Adsorption and gas-sensing performance of sulfur gases on SnS/GeSe heterojunction

Abstract

This article uses first principles calculations to study the electronic transport properties of two-dimensional materials germanium selenide (GeSe), tin sulfide (SnS), and their SnS/GeSe van der Waals heterostructures for adsorbing three sulfur gases. Through total energy calculations, we determined that H₂S and SO₂ tend to adsorb more readily to the vacancies on the surfaces of GeSe, SnS, and the SnS/GeSe heterojunctions, whereas SO₃ shows a stronger preference for adsorbing to the top sites. By analyzing the band structure of sulfur gases after adsorption, we found that H₂S adsorption has no regulatory effect on the electronic structure of monolayers and heterojunctions, but the adsorption of SO₂ and SO₃ can regulate the electronic structure of monolayers and heterojunctions to varying degrees. Among them, the adsorption of SO₂ most significantly modulates the band structure, not only adjusting the position of energy distribution within the band structure but also inducing new energy band. Therefore, we constructed a gas sensing device based on SnS/GeSe heterojunction and focused on studying the electronic transport properties before and after SO₂ adsorption.

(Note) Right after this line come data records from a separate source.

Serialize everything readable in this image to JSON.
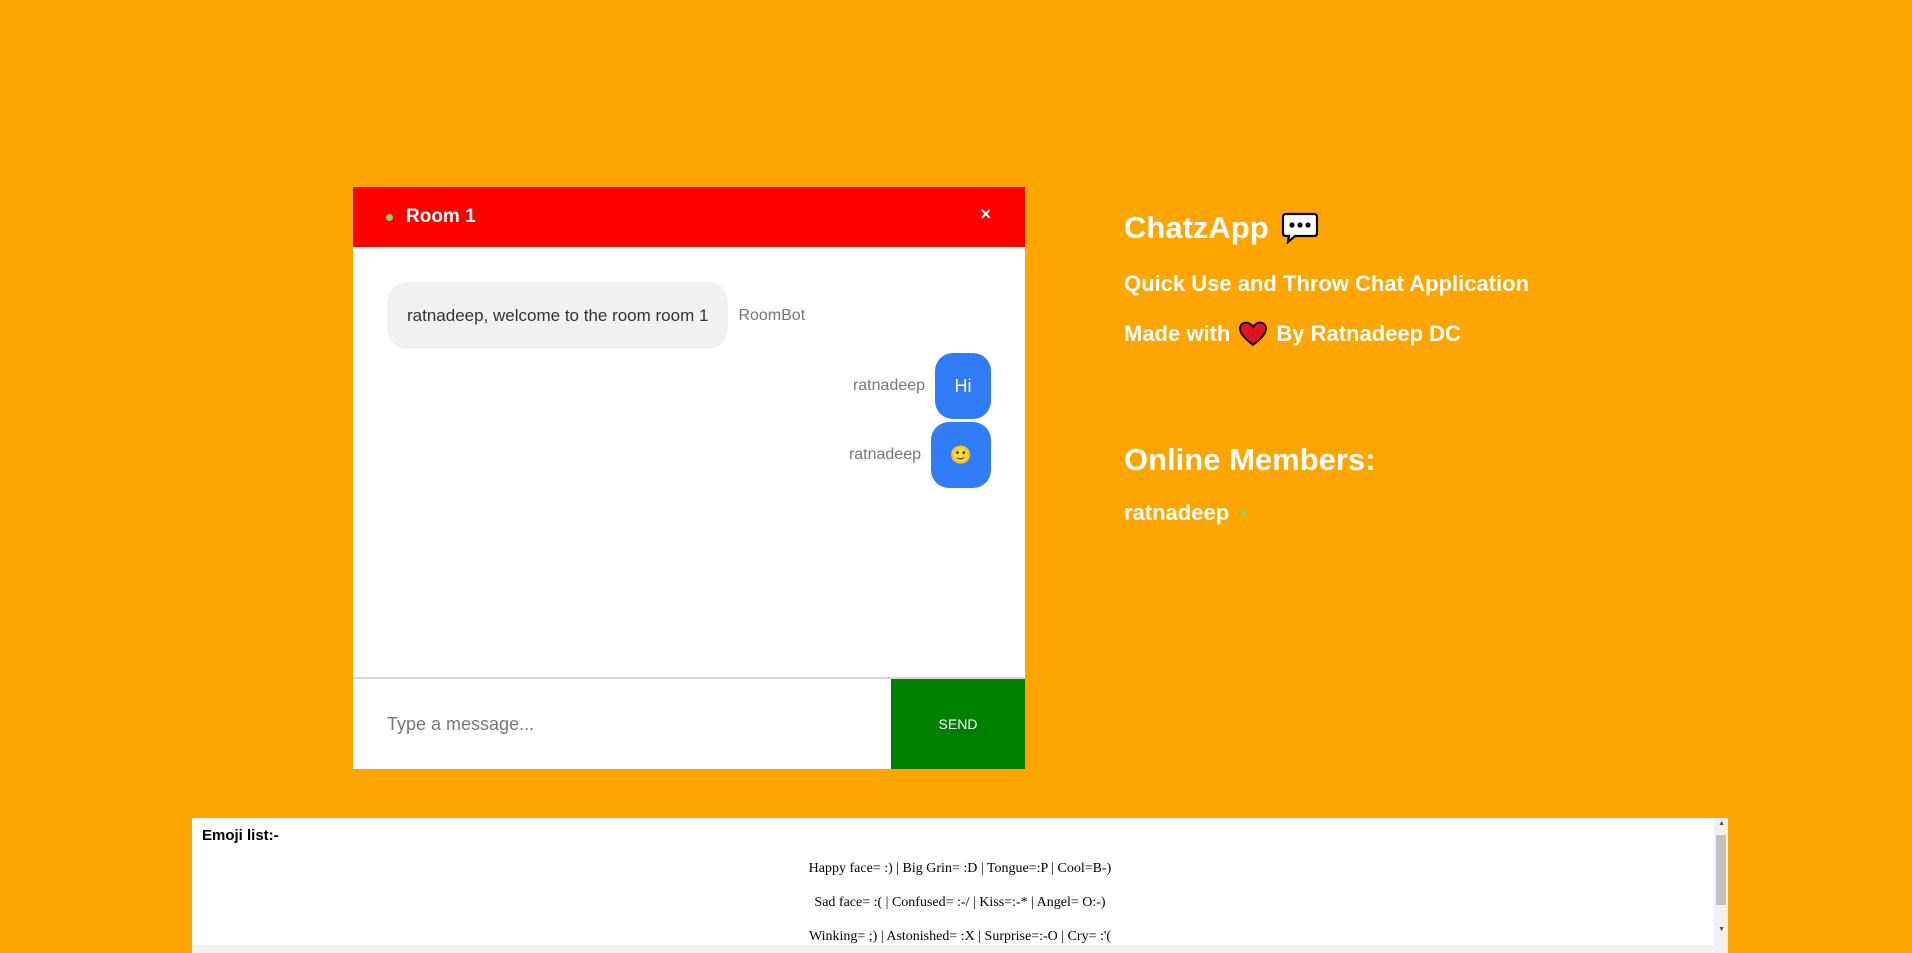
{
  "chat": {
    "room_name": "Room 1",
    "close_label": "×",
    "messages": [
      {
        "text": "ratnadeep, welcome to the room room 1",
        "sender": "RoomBot",
        "side": "left"
      },
      {
        "text": "Hi",
        "sender": "ratnadeep",
        "side": "right"
      },
      {
        "text": "🙂",
        "sender": "ratnadeep",
        "side": "right"
      }
    ],
    "input_placeholder": "Type a message...",
    "send_label": "SEND",
    "colors": {
      "header": "#ff0000",
      "send": "#008000",
      "own_bubble": "#2f7cf6"
    }
  },
  "info": {
    "app_title": "ChatzApp",
    "tagline": "Quick Use and Throw Chat Application",
    "made_with_prefix": "Made with",
    "made_with_suffix": "By Ratnadeep DC",
    "icons": [
      "speech-bubble-icon",
      "heart-icon"
    ],
    "members_title": "Online Members:",
    "members": [
      "ratnadeep"
    ]
  },
  "emoji_list": {
    "heading": "Emoji list:-",
    "lines": [
      "Happy face= :) | Big Grin= :D | Tongue=:P | Cool=B-)",
      "Sad face= :( | Confused= :-/ | Kiss=:-* | Angel= O:-)",
      "Winking= ;) | Astonished= :X | Surprise=:-O | Cry= :'("
    ]
  }
}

The device without gas adsorption consistently exhibit very small currents within the bias voltage range of −0.7 V to 0.7 V. However, the adsorption of SO₂ notably enhances the current of the device and displays a negative differential resistance effect in both positive and negative bias region, with a peak-to-valley ratio approaching 300. Therefore, we conclude that SnS/GeSe heterojunction devices can serve as gas sensitive adsorption detection devices for SO₂, which has important physical significance for further understanding the electronic transport mechanism of molecular devices.